SequelTools
SequelTools copied to clipboard
Crash running QC mode
Hello, I'm running into some issues trying to run SequelTools for quality controls
Beginning quality control function
Running in WITH_SCRAPS mode
Traceback (most recent call last):
File "/home/amanda/programas/SequelTools/Scripts/generateReadLenStats_wScraps.py", line 93, in <module>
szData = lineLst[2].strip().strip("sz:")
IndexError: list index out of range
ERROR: Calculation of read length statistics failed!
Running in NO_SCRAPS mode
Traceback (most recent call last):
File "/home/amanda/programas/SequelTools/Scripts/generateReadLenStats_noScraps.py", line 94, in <module>
start = int(coord.split("_")[0]); stop = int(coord.split("_")[1])
ValueError: invalid literal for int() with base 10: 'ccs'
ERROR: Calculation of read length statistics failed!

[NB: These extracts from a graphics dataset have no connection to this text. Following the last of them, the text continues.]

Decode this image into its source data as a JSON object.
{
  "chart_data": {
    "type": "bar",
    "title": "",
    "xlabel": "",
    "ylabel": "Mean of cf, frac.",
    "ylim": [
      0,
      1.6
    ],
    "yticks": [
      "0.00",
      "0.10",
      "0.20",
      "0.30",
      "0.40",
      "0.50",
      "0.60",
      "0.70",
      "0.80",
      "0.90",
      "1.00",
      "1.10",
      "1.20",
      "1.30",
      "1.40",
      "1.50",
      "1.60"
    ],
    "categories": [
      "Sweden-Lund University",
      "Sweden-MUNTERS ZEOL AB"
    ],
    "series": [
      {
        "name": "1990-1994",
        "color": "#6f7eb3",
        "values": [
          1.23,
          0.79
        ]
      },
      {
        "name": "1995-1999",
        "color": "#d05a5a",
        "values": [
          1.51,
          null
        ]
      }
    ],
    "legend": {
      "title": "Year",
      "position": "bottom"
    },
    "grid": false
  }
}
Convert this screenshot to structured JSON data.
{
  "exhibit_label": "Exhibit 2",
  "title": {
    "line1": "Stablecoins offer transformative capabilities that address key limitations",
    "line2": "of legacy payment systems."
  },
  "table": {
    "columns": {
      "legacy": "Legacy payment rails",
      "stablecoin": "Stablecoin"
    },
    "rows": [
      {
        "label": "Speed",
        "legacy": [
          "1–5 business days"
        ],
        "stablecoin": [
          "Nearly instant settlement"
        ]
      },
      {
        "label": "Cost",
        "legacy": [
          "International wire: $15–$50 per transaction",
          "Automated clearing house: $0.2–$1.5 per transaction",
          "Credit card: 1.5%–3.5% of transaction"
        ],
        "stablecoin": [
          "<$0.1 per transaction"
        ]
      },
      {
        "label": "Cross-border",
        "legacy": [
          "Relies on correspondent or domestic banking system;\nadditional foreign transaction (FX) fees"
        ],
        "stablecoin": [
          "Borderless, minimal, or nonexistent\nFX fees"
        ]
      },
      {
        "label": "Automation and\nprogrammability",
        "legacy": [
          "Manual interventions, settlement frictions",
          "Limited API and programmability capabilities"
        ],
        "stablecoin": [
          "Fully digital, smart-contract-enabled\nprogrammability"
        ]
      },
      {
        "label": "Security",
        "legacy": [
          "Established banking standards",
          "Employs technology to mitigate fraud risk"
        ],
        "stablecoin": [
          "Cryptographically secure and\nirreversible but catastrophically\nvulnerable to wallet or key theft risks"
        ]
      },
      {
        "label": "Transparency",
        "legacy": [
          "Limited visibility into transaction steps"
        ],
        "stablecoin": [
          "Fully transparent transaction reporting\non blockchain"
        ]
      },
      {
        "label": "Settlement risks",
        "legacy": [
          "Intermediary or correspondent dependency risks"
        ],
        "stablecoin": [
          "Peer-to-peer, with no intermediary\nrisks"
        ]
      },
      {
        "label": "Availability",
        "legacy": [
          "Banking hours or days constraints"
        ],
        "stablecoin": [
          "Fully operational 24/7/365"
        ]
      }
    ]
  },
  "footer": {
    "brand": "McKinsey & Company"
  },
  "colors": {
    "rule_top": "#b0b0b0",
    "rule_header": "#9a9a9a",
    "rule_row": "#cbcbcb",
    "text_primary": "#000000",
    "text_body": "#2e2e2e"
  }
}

Not sure of what could be the cause. Thanks
@J-Calvelo:
Thanks for trying SequelTools!
From the error message, it seems like you are not using the actual scrap file (the parsed tags were missing in the file, I think?). If you are certain that you used the scraps bam file, would it be possible for you to share few lines of the bam
file? The output of this command, perhaps?
samtools view your.bam | head -n 1
Thanks,
Hello, I figured it out some hours after posting it. It was indeed a problem with the bam file, I used picard to convert from fastq to bam. Sorry for the inconvinience
Hello there, I have encountered the same error when running QC without scrap file.
Running in NO_SCRAPS mode
Traceback (most recent call last):
File "/home/threadripper/Downloads/SequelTools/Scripts/generateReadLenStats_noScraps.py", line 94, in <module>
start = int(coord.split("_")[0]); stop = int(coord.split("_")[1])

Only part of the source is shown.